Celui a qui l’on a fait tort te salue.
В природе Марьи Михайловны были и воля, и сила, и до известной степени положительность, но с таким человеком, как Васильев, не сойдёшься даром. Её ослепление прошло уже давно; любовь остыла со временем, но всё ей казалось мёртво и бесцветно в сравнении с его образом, с безрассудными, но возвышенными бреднями, с которыми он её ознакомил. Она возненавидела всё пошлое, грубое; в её отвращении к Гальянову ещё отражался Васильев.

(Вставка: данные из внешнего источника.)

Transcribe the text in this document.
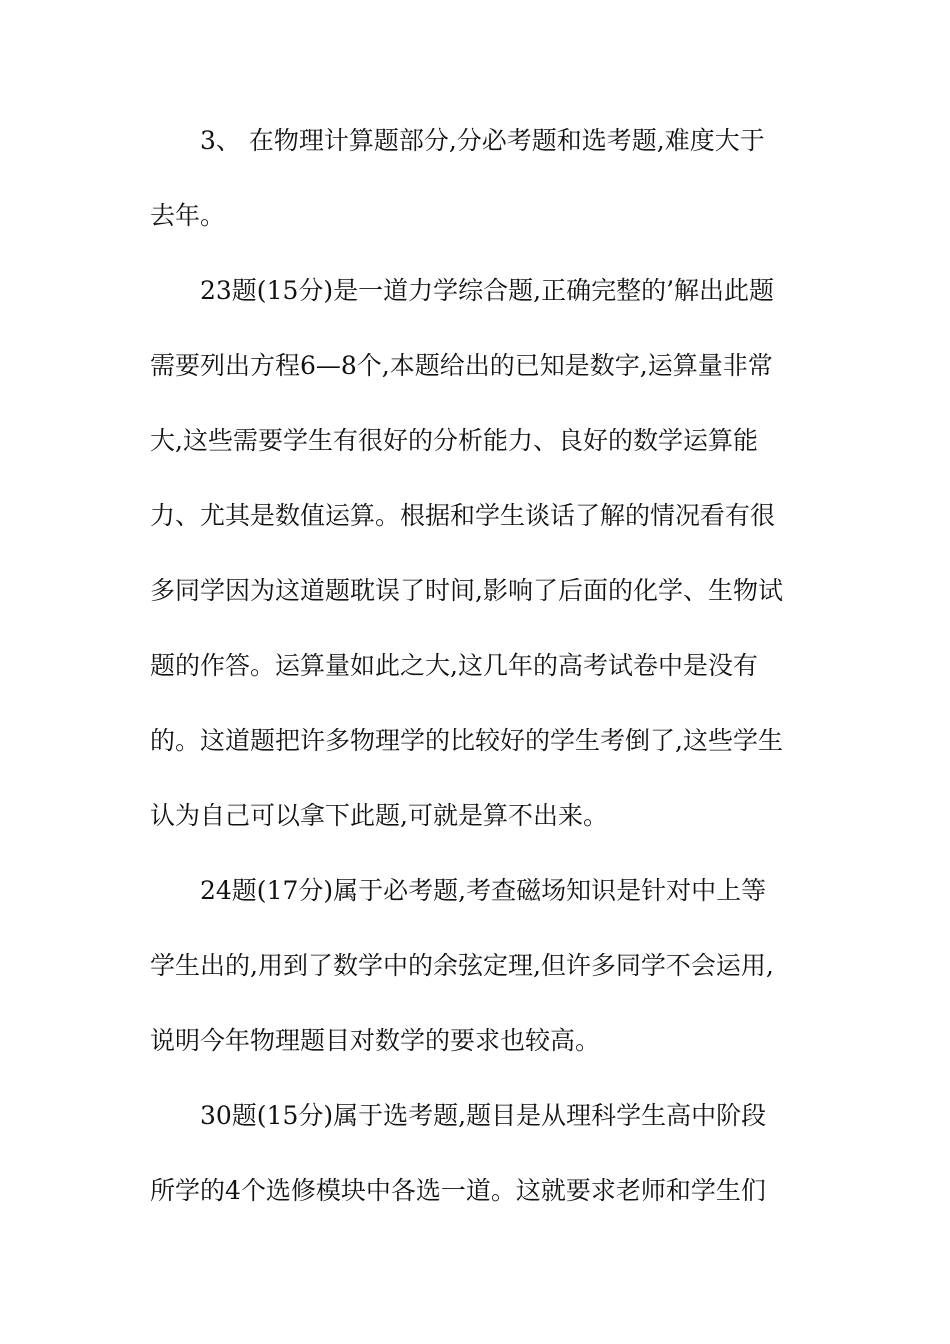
3、 在物理计算题部分,分必考题和选考题,难度大于
去年。
23题(15分)是一道力学综合题,正确完整的’解出此题
需要列出方程6—8个,本题给出的已知是数字,运算量非常
大,这些需要学生有很好的分析能力、良好的数学运算能
力、尤其是数值运算。根据和学生谈话了解的情况看有很
多同学因为这道题耽误了时间,影响了后面的化学、生物试
题的作答。运算量如此之大,这几年的高考试卷中是没有
的。这道题把许多物理学的比较好的学生考倒了,这些学生
认为自己可以拿下此题,可就是算不出来。
24题(17分)属于必考题,考查磁场知识是针对中上等
学生出的,用到了数学中的余弦定理,但许多同学不会运用,
说明今年物理题目对数学的要求也较高。
30题(15分)属于选考题,题目是从理科学生高中阶段
所学的4个选修模块中各选一道。这就要求老师和学生们
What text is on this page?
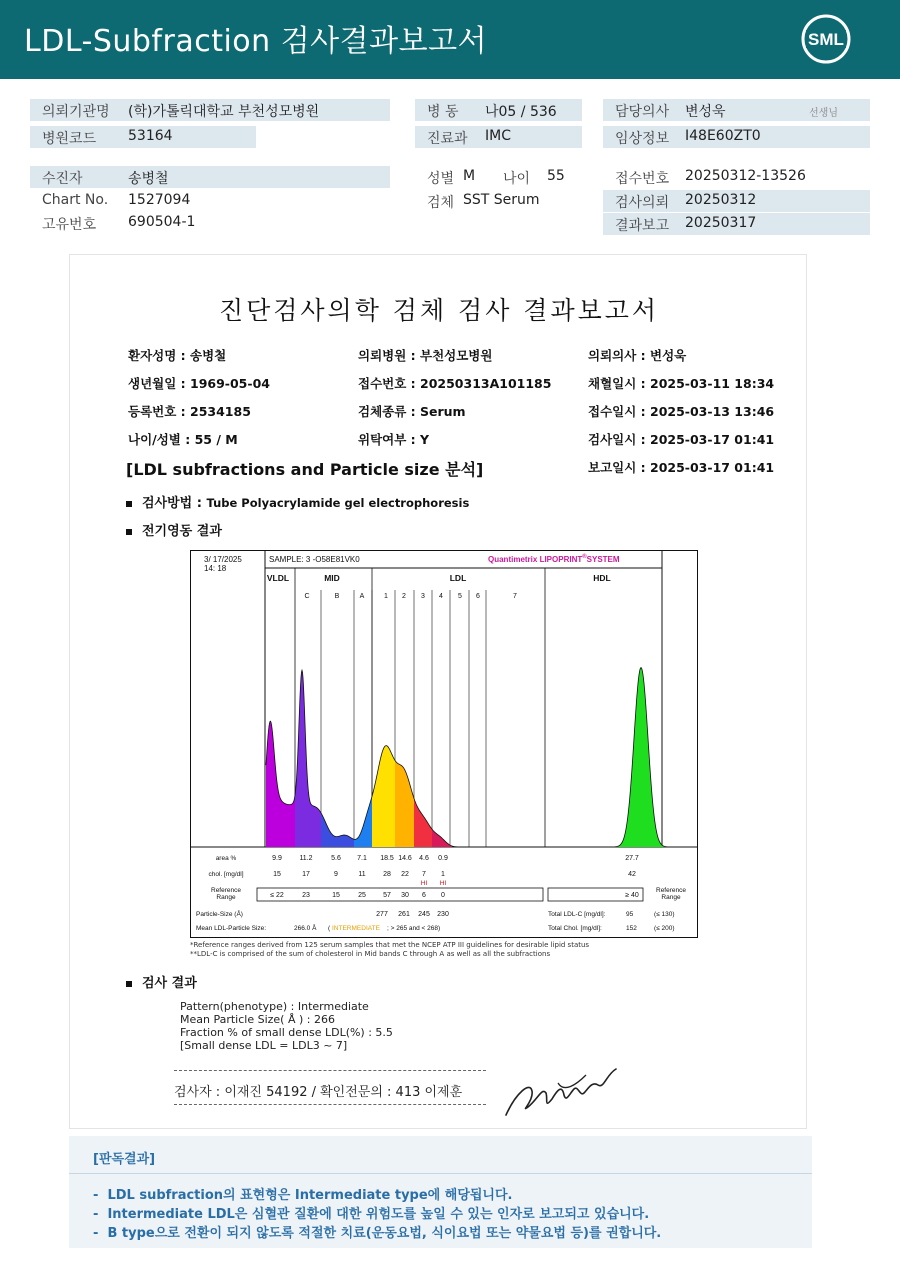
LDL-Subfraction 검사결과보고서	SML
의뢰기관명 (학)가톨릭대학교 부천성모병원
병원코드 53164
병 동 나05 / 536
진료과 IMC
담당의사 변성욱	선생님
임상정보 I48E60ZT0
수진자	송병철
Chart No. 1527094
고유번호 690504-1
성별 M 나이 55
검체 SST Serum
접수번호 20250312-13526
검사의뢰 20250312
결과보고 20250317
진단검사의학 검체 검사 결과보고서
환자성명 : 송병철	의뢰병원 : 부천성모병원	의뢰의사 : 변성욱
생년월일 : 1969-05-04	접수번호 : 20250313A101185	채혈일시 : 2025-03-11 18:34
등록번호 : 2534185	검체종류 : Serum	접수일시 : 2025-03-13 13:46
나이/성별 : 55 / M	위탁여부 : Y	검사일시 : 2025-03-17 01:41
[LDL subfractions and Particle size 분석]	보고일시 : 2025-03-17 01:41
검사방법 : Tube Polyacrylamide gel electrophoresis
전기영동 결과
3/ 17/2025
14: 18
SAMPLE: 3 -O58E81VK0	Quantimetrix LIPOPRINT®SYSTEM
VLDL	MID	LDL	HDL
C	B	A	1 2 3 4 5 6	7
area %
chol. [mg/dl]
Reference
Range
9.9	11.2	5.6 7.1 18.5 14.6 4.6 0.9	27.7
15	17	9	11 28 22 7 1	42
HI HI
≤ 22	23	15	25 57 30 6 0	≥ 40
Reference
Range
Particle-Size (Å)	277 261 245 230
Mean LDL-Particle Size:	266.0 Å ( INTERMEDIATE ; > 265 and < 268)
Total LDL-C [mg/dl]:	95	(≤ 130)
Total Chol. [mg/dl]:	152	(≤ 200)
*Reference ranges derived from 125 serum samples that met the NCEP ATP III guidelines for desirable lipid status
**LDL-C is comprised of the sum of cholesterol in Mid bands C through A as well as all the subfractions
검사 결과
Pattern(phenotype) : Intermediate
Mean Particle Size( Å ) : 266
Fraction % of small dense LDL(%) : 5.5
[Small dense LDL = LDL3 ~ 7]
검사자 : 이재진 54192 / 확인전문의 : 413 이제훈
[판독결과]
-  LDL subfraction의 표현형은 Intermediate type에 해당됩니다.
-  Intermediate LDL은 심혈관 질환에 대한 위험도를 높일 수 있는 인자로 보고되고 있습니다.
-  B type으로 전환이 되지 않도록 적절한 치료(운동요법, 식이요법 또는 약물요법 등)를 권합니다.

Для себя, как и для Жени, она не допускала возможности полюбить мишуру, и Женя упала бы в её глазах, если бы тот же самый испорченный, но мягкий сердцем Васильев не научил её снисхождению к душевным слабостям. Главный вопрос состоял в том: будет ли век ошибаться её сестра и покорится ли безусловно влиянию мужа, или поймёт и возненавидит его? Середины не было.
Прошло три недели со свадьбы Жени. Марья Михайловна ездила к ней на целый день в подмосковную и часто получала от неё письма. Вот одно из них:
«Я часто думаю о тебе, Маша. За что ты не знала счастья, и за что я так счастлива? Я слишком счастлива. Мне становится страшно за себя.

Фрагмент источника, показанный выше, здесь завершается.